A decisão agora transita em julgado. O advogado foi intimado para pagamento voluntário das multas. Os ofícios foram enviados à OAB/PB e ao Ministério Público. O caso marca um momento em que o sistema judicial brasileiro se vê obrigado a estabelecer fronteiras claras entre a inovação tecnológica legítima e a experimentação privada que compromete a integridade processual — e a resposta, pelo menos nesta vara, foi severa.

A petição foi intencionalmente instrumentalizada para servir de vetor de experimentos tecnológicos privados e não autorizados, buscando testar eventuais sistemas informatizados de apoio ao Poder Judiciário
— Juiz Philippe Guimarães Padilha Vilar
Não se trata de mero erro formal ou de excesso de linguagem, mas de um artifício tecnológico com potencial de interferir no livre convencimento do julgador ou nos sistemas que lhe prestam apoio, subvertendo o princípio constitucional da imparcialidade
— Juiz Philippe Guimarães Padilha Vilar
The Hearth Conversation Another angle on the story
Inventor

Por que o juiz considerou isso tão grave? Afinal, o advogado estava apenas testando se o sistema usava IA.

Model

Porque não era apenas um teste.

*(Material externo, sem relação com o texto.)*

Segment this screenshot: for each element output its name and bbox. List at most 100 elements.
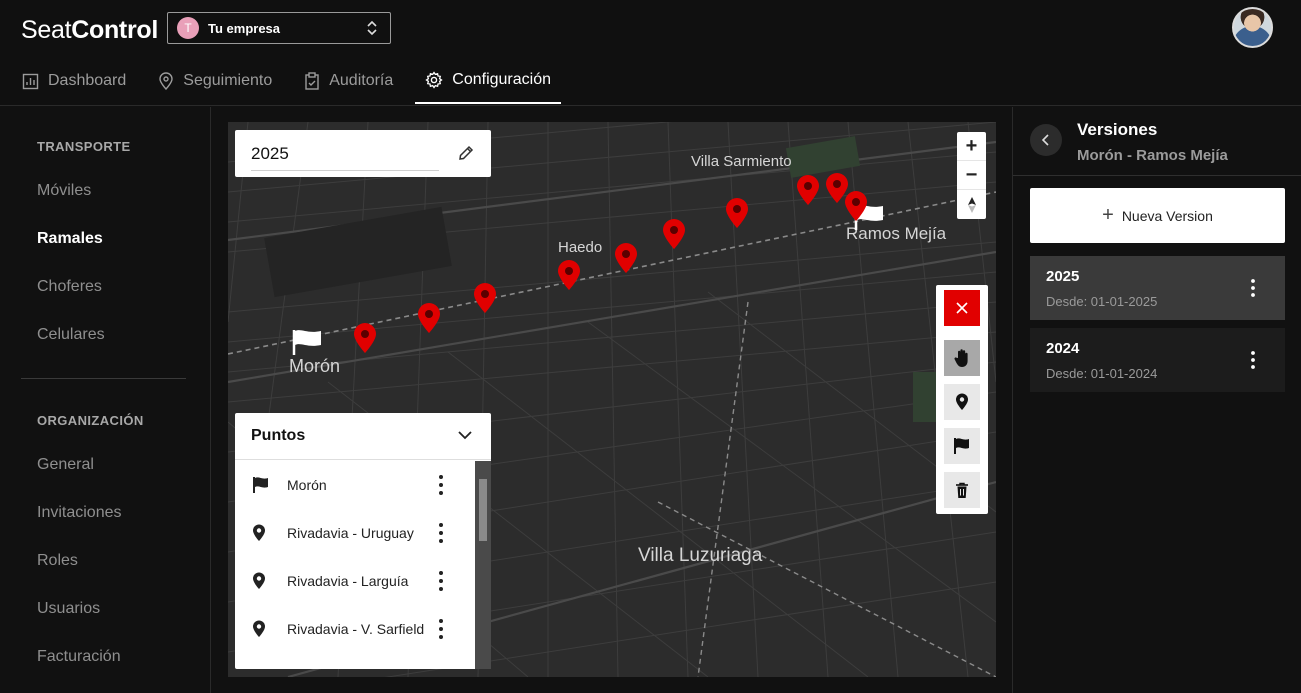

Era um teste feito sem autorização, inserido de forma oculta, em um processo real, com o objetivo de manipular ou interferir nos sistemas de decisão. Não é pesquisa — é experimentação no corpo de outra pessoa.

Inventor

Mas o advogado não conseguiu nenhum resultado. Os comandos foram descobertos. Qual é o dano real?

Model

O dano não é apenas o resultado. É a violação do princípio de imparcialidade. Se um juiz não sabe que está sendo testado, sua independência está comprometida. E se os sistemas que o apoiam estão sendo manipulados, a confiabilidade de toda a decisão cai.

Inventor

R$ 32,8 mil parece muito para um valor de causa de R$ 100. Não é desproporcional?

Model

É desproporcional em relação ao objeto do litígio, sim. Mas não em relação à gravidade da conduta. O juiz estava punindo não o erro processual, mas a tentativa de subverter o sistema judicial usando tecnologia.

Inventor

E agora? O advogado vai para a OAB, pode virar crime. Isso não é excessivo?

Model

Depende de como você vê. Se você acredita que a integridade processual é fundamental, então a resposta é proporcional. Se você vê como um experimento bem-intencionado que deu errado, parece excessivo. O juiz escolheu a primeira interpretação.

Inventor

Qual é a lição aqui para outros advogados?

Model

Que a tecnologia não é um espaço sem regras. Que experimentar com sistemas judiciais, mesmo que pareça inofensivo, é considerado abuso. E que o Poder Judiciário está começando a estabelecer limites muito claros sobre quem pode fazer o quê com IA no processo.